Today was Sister Mary Harman's funeral. She's been battling lymphomic cancer for 8 years now. This is nothing short of a miracle considering.
When she was diagnosed eight years ago it was a shock to the family as well as those around her. At that time she was in her early 50's. She and her husband Lary, who was the Stake President, were just becoming empty nesters. To the best of my recollection, only one of their five children was married. So, the news was very grim and the chances of Mary being able to see all of her grandchildren was slim, much less meeting all of the spouses of her children.
With her strength and determination, along with her faith and many prayers, she held on much longer than most that are diagnosed with a similar illness. She was able to see all of her children marry, and see the majority of her grandchildren. I'm sure there may be a few more grandchildren born, but their grandmother Mary will surely give them warm smile, a hug, a kiss, and nice shout of support as they pass each other by through the veil.
I consider Mary as one of the great martriarchs of the ward. She really set a standard of excellence when it came to attitude, service, and faith. Mary had a wonderful sense of humor, and was so much fun to be around.
I myself had a special deal that I made with Mary a couple of years ago when I started my Liberty Tax business. I told Mary I wanted her to get better and come be a waver for me at the office. She had such a wonderful attitude, and a great smile, that I knew she'd easily be on of the best.
I asked her how much I'd have to give her to get out there to wave. She said I couldn't pay her enough to do it. Being the business person that I am, most anything has a price, so I started negotiating. I said:
"How bout a hundred dollars?"
Mary: "No way."
Me: "What about $500?"
Mary: "Nah, I still don't think so."
Me: "Ok, when I can afford it, I'll give you $1,000 to wave. Would you do it for a thousand?"
Mary: "Yea, I'd probably wave for a thousand dollars."
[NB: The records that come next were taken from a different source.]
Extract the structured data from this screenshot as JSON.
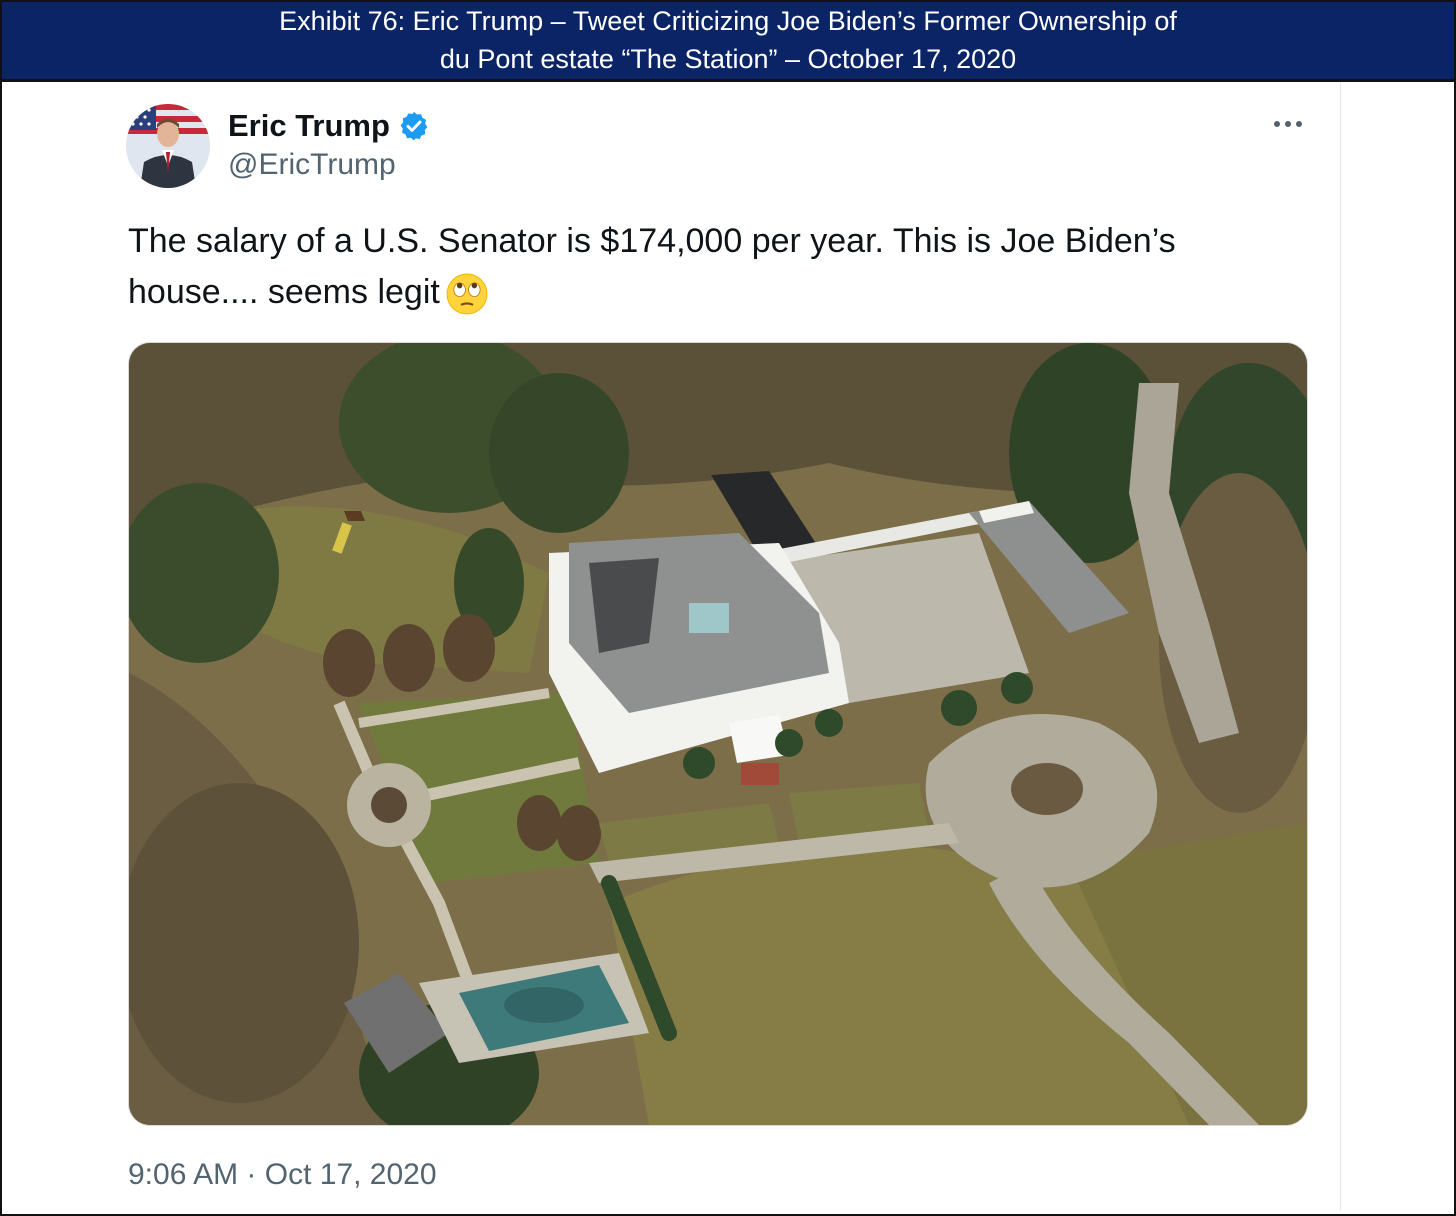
{
  "exhibit": {
    "line1": "Exhibit 76: Eric Trump – Tweet Criticizing Joe Biden’s Former Ownership of",
    "line2": "du Pont estate “The Station” – October 17, 2020"
  },
  "tweet": {
    "display_name": "Eric Trump",
    "handle": "@EricTrump",
    "text": "The salary of a U.S. Senator is $174,000 per year. This is Joe Biden’s house.... seems legit",
    "emoji": "face-with-rolling-eyes",
    "time": "9:06 AM",
    "separator": "·",
    "date": "Oct 17, 2020",
    "media_description_icon": "aerial-photo-of-estate"
  },
  "colors": {
    "header_bg": "#0b2466",
    "verified_blue": "#1d9bf0",
    "secondary_text": "#536471",
    "primary_text": "#0f1419"
  }
}
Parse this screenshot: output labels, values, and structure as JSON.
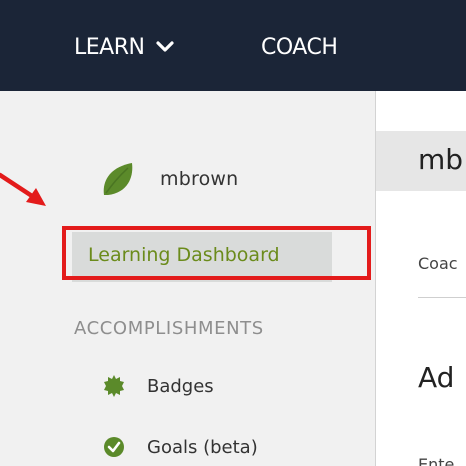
{
  "topnav": {
    "learn_label": "LEARN",
    "coach_label": "COACH",
    "learn_icon": "chevron-down-icon",
    "background": "#1b2537"
  },
  "sidebar": {
    "user": {
      "name": "mbrown",
      "avatar_icon": "leaf-icon",
      "avatar_color": "#5b8a2a"
    },
    "active_item": {
      "label": "Learning Dashboard",
      "color": "#6b8b1b"
    },
    "section_title": "ACCOMPLISHMENTS",
    "items": [
      {
        "label": "Badges",
        "icon": "badge-star-icon"
      },
      {
        "label": "Goals (beta)",
        "icon": "check-circle-icon"
      }
    ]
  },
  "main": {
    "header_text": "mb",
    "subnav_text": "Coac",
    "heading": "Ad",
    "body_text": "Ente"
  },
  "annotation": {
    "highlight_color": "#e31b1b",
    "arrow_color": "#e31b1b"
  }
}
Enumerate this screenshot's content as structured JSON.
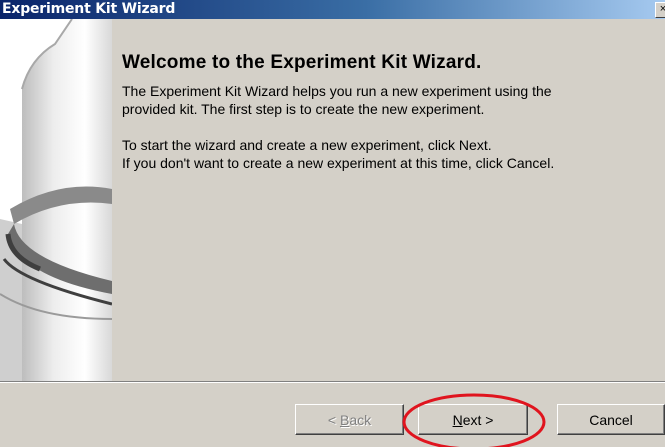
{
  "window": {
    "title": "Experiment Kit Wizard",
    "close_glyph": "×"
  },
  "main": {
    "heading": "Welcome to the Experiment Kit Wizard.",
    "paragraph1": "The Experiment Kit Wizard helps you run a new experiment using the provided kit. The first step is to create the new experiment.",
    "paragraph2_line1": "To start the wizard and create a new experiment, click Next.",
    "paragraph2_line2": "If you don't want to create a new experiment at this time, click Cancel."
  },
  "buttons": {
    "back_prefix": "< ",
    "back_mnemonic": "B",
    "back_rest": "ack",
    "next_mnemonic": "N",
    "next_rest": "ext >",
    "cancel": "Cancel"
  },
  "annotation": {
    "circle_color": "#e0141e",
    "target": "Next >"
  }
}
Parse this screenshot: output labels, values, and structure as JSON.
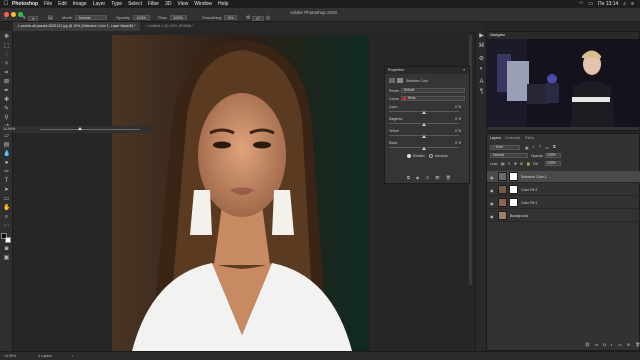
{
  "menubar": {
    "apple": "",
    "items": [
      "Photoshop",
      "File",
      "Edit",
      "Image",
      "Layer",
      "Type",
      "Select",
      "Filter",
      "3D",
      "View",
      "Window",
      "Help"
    ],
    "clock": "Пн 13:14"
  },
  "window_title": "Adobe Photoshop 2020",
  "options": {
    "mode_label": "Mode:",
    "mode_value": "Normal",
    "opacity_label": "Opacity:",
    "opacity_value": "100%",
    "flow_label": "Flow:",
    "flow_value": "100%",
    "smoothing_label": "Smoothing:",
    "smoothing_value": "0%",
    "angle_value": "0°"
  },
  "tabs": [
    {
      "label": "pexels-ali-pazani-2625122.jpg @ 15% (Selective Color 1, Layer Mask/8) *",
      "active": true
    },
    {
      "label": "Untitled-1 @ 100% (RGB/8) *",
      "active": false
    }
  ],
  "properties": {
    "title": "Properties",
    "layer_name": "Selective Color",
    "preset_label": "Preset:",
    "preset_value": "Default",
    "colors_label": "Colors:",
    "colors_value": "Reds",
    "sliders": [
      {
        "label": "Cyan:",
        "value": "0",
        "unit": "%",
        "pos": 0.5
      },
      {
        "label": "Magenta:",
        "value": "0",
        "unit": "%",
        "pos": 0.5
      },
      {
        "label": "Yellow:",
        "value": "0",
        "unit": "%",
        "pos": 0.5
      },
      {
        "label": "Black:",
        "value": "0",
        "unit": "%",
        "pos": 0.5
      }
    ],
    "method_relative": "Relative",
    "method_absolute": "Absolute"
  },
  "navigator": {
    "title": "Navigator",
    "zoom": "14.99%"
  },
  "layers_panel": {
    "tabs": [
      "Layers",
      "Channels",
      "Paths"
    ],
    "kind_label": "Kind",
    "blend_mode": "Normal",
    "opacity_label": "Opacity:",
    "opacity_value": "100%",
    "lock_label": "Lock:",
    "fill_label": "Fill:",
    "fill_value": "100%",
    "layers": [
      {
        "name": "Selective Color 1",
        "selected": true,
        "thumb": "#6b6b6b",
        "has_mask": true
      },
      {
        "name": "Color Fill 2",
        "selected": false,
        "thumb": "#7b5a44",
        "has_mask": true
      },
      {
        "name": "Color Fill 1",
        "selected": false,
        "thumb": "#8a6450",
        "has_mask": true
      },
      {
        "name": "Background",
        "selected": false,
        "thumb": "#a08064",
        "has_mask": false
      }
    ]
  },
  "status": {
    "zoom": "14.99%",
    "doc_info": "4 Layers"
  },
  "colors": {
    "accent": "#1f6fd0",
    "panel": "#323232"
  }
}
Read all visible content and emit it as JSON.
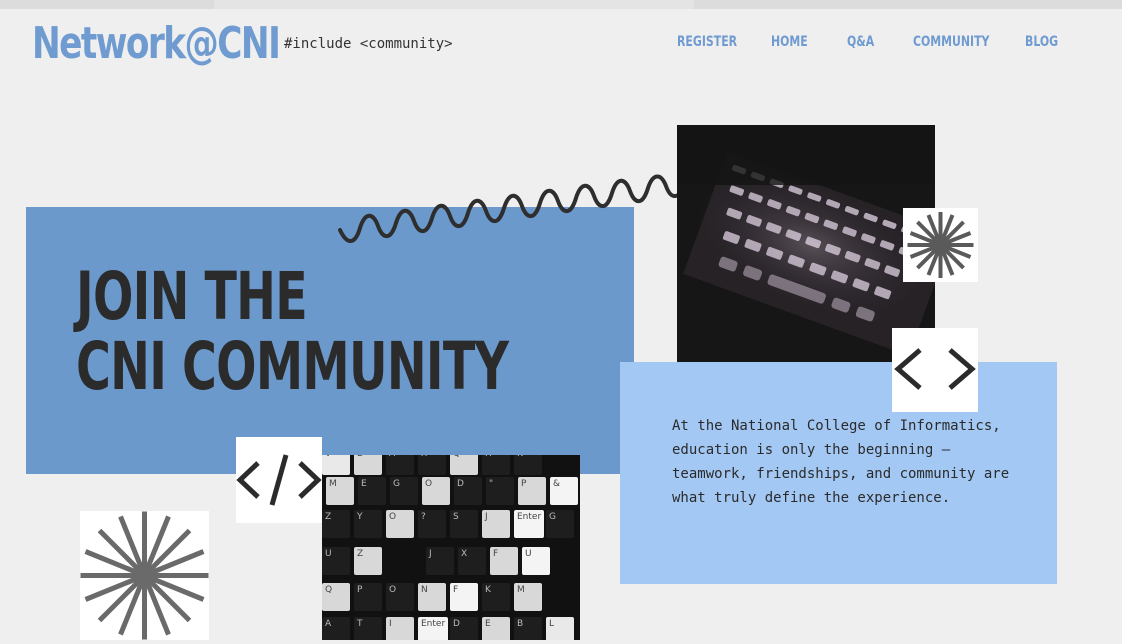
{
  "header": {
    "brand": "Network@CNI",
    "tagline": "#include <community>",
    "nav": [
      {
        "label": "REGISTER"
      },
      {
        "label": "HOME"
      },
      {
        "label": "Q&A"
      },
      {
        "label": "COMMUNITY"
      },
      {
        "label": "BLOG"
      }
    ]
  },
  "hero": {
    "title_line1": "JOIN THE",
    "title_line2": "CNI COMMUNITY"
  },
  "info": {
    "text": "At the National College of Informatics, education is only the beginning — teamwork, friendships, and community are what truly define the experience."
  },
  "keycaps": {
    "row1": [
      "V",
      "B",
      "A",
      "X",
      "Q",
      "H",
      "K"
    ],
    "row2": [
      "M",
      "E",
      "G",
      "O",
      "D",
      "\"",
      "P",
      "&"
    ],
    "row3": [
      "Z",
      "Y",
      "O",
      "?",
      "S",
      "J",
      "Enter",
      "G"
    ],
    "row4": [
      "U",
      "Z",
      "J",
      "X",
      "F",
      "U"
    ],
    "row5": [
      "Q",
      "P",
      "O",
      "N",
      "F",
      "K",
      "M"
    ],
    "row6": [
      "A",
      "T",
      "I",
      "Enter",
      "D",
      "E",
      "B",
      "L"
    ]
  },
  "colors": {
    "brand_blue": "#6f9bd1",
    "hero_blue": "#6b99cc",
    "light_blue": "#a3c8f3",
    "background": "#efefef",
    "text_dark": "#2b2b2b"
  },
  "icons": {
    "star_top": "asterisk-star-icon",
    "chevrons": "chevrons-icon",
    "code": "code-tag-icon",
    "star_bottom": "asterisk-star-icon"
  }
}
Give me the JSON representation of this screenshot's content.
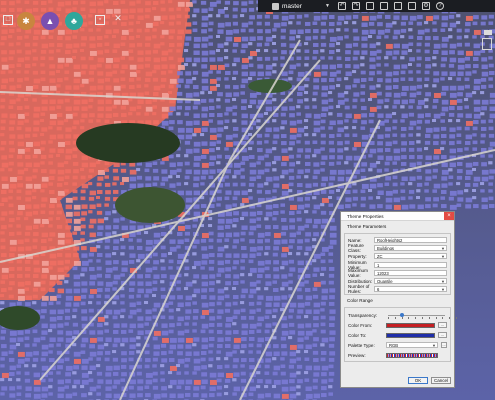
{
  "toolbar": {
    "branch": "master",
    "left_tools": [
      {
        "icon": "pin-icon",
        "color": "#c9853f"
      },
      {
        "icon": "tree-icon",
        "color": "#7a4fb0"
      },
      {
        "icon": "teal-tree-icon",
        "color": "#2fa79b"
      }
    ]
  },
  "map": {
    "theme_colors": {
      "building_low": "#7b7bd6",
      "building_high": "#ef6f63",
      "vegetation": "#2f4a2a",
      "road": "#c9c6c2"
    }
  },
  "dialog": {
    "title": "Theme Properties",
    "close_label": "×",
    "params_title": "Theme Parameters",
    "fields": [
      {
        "label": "Name:",
        "value": "RoofHeights2",
        "dropdown": false
      },
      {
        "label": "Feature Class:",
        "value": "Buildings",
        "dropdown": true
      },
      {
        "label": "Property:",
        "value": "ZC",
        "dropdown": true
      },
      {
        "label": "Minimum Value:",
        "value": "1",
        "dropdown": false
      },
      {
        "label": "Maximum Value:",
        "value": "12023",
        "dropdown": false
      },
      {
        "label": "Distribution:",
        "value": "Quantile",
        "dropdown": true
      },
      {
        "label": "Number of Rules:",
        "value": "6",
        "dropdown": true
      }
    ],
    "color_range_title": "Color Range",
    "transparency_label": "Transparency:",
    "transparency_value": 0.2,
    "color_from_label": "Color From:",
    "color_from": "#c41e22",
    "color_to_label": "Color To:",
    "color_to": "#1f2ea8",
    "palette_label": "Palette Type:",
    "palette_value": "RGB",
    "preview_label": "Preview:",
    "ellipsis": "...",
    "ok_label": "OK",
    "cancel_label": "Cancel"
  }
}
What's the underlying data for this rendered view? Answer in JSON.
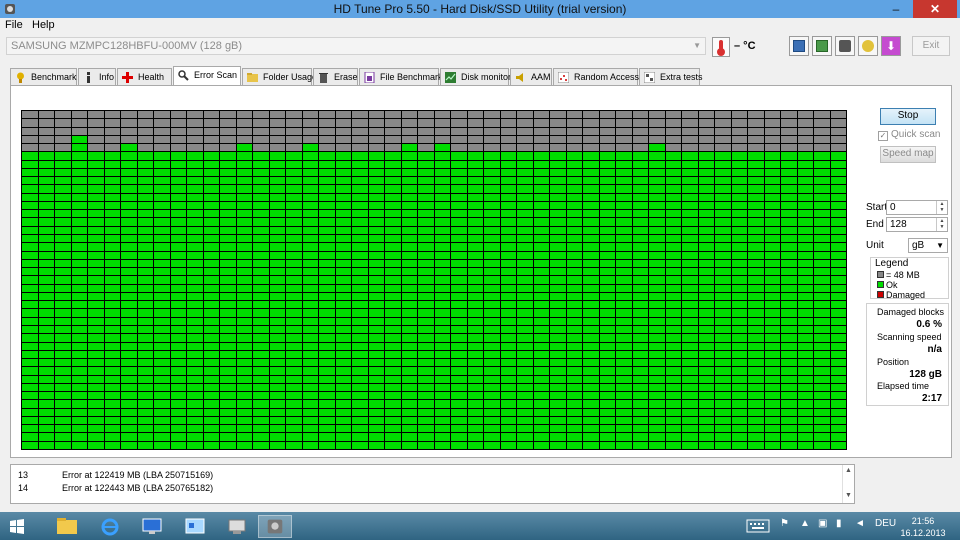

Me: "So, how much time would that thousand dollars get you to wave for?"
Mary: "I don't know, about 15 minutes."
Me: "Geez! That's FOUR THOUSAND dollars an HOUR! I'll have to be really rich! And you'll really have to be one heck of a waver"
She would have been worth every penny.
I wanted so badly to get Mary out to wave with me. Unfortunately, I'm too late and I didn't get rich quickly enough. I think now the next best thing I can do is set up a charity in her name for cancer and start with a $1,000 donation.
It's been an emotionally draining day. Mary was such an incredibly sweet woman. I truly am dissappointed I didn't get to wave with Mary. We would have had so much fun. I'm going to miss her so very much.
There weren't any newspapers, or t.v. crews reporting about the funeral today. But there were probably nearly a thousand people there today filling up the chapel as if it were stake conference. That's probably only a small percentage of the lives she touched. I revere a mother such as Mary in the highest regard. We make such a big deal out of the deaths of famous people such as movie stars or politicians, but the work that Mary did in this life was the most important of all labors as dedicated mother, wife, and friend.
Mary will be missed by so many here, and yet, she's surely being welcomed by so many there.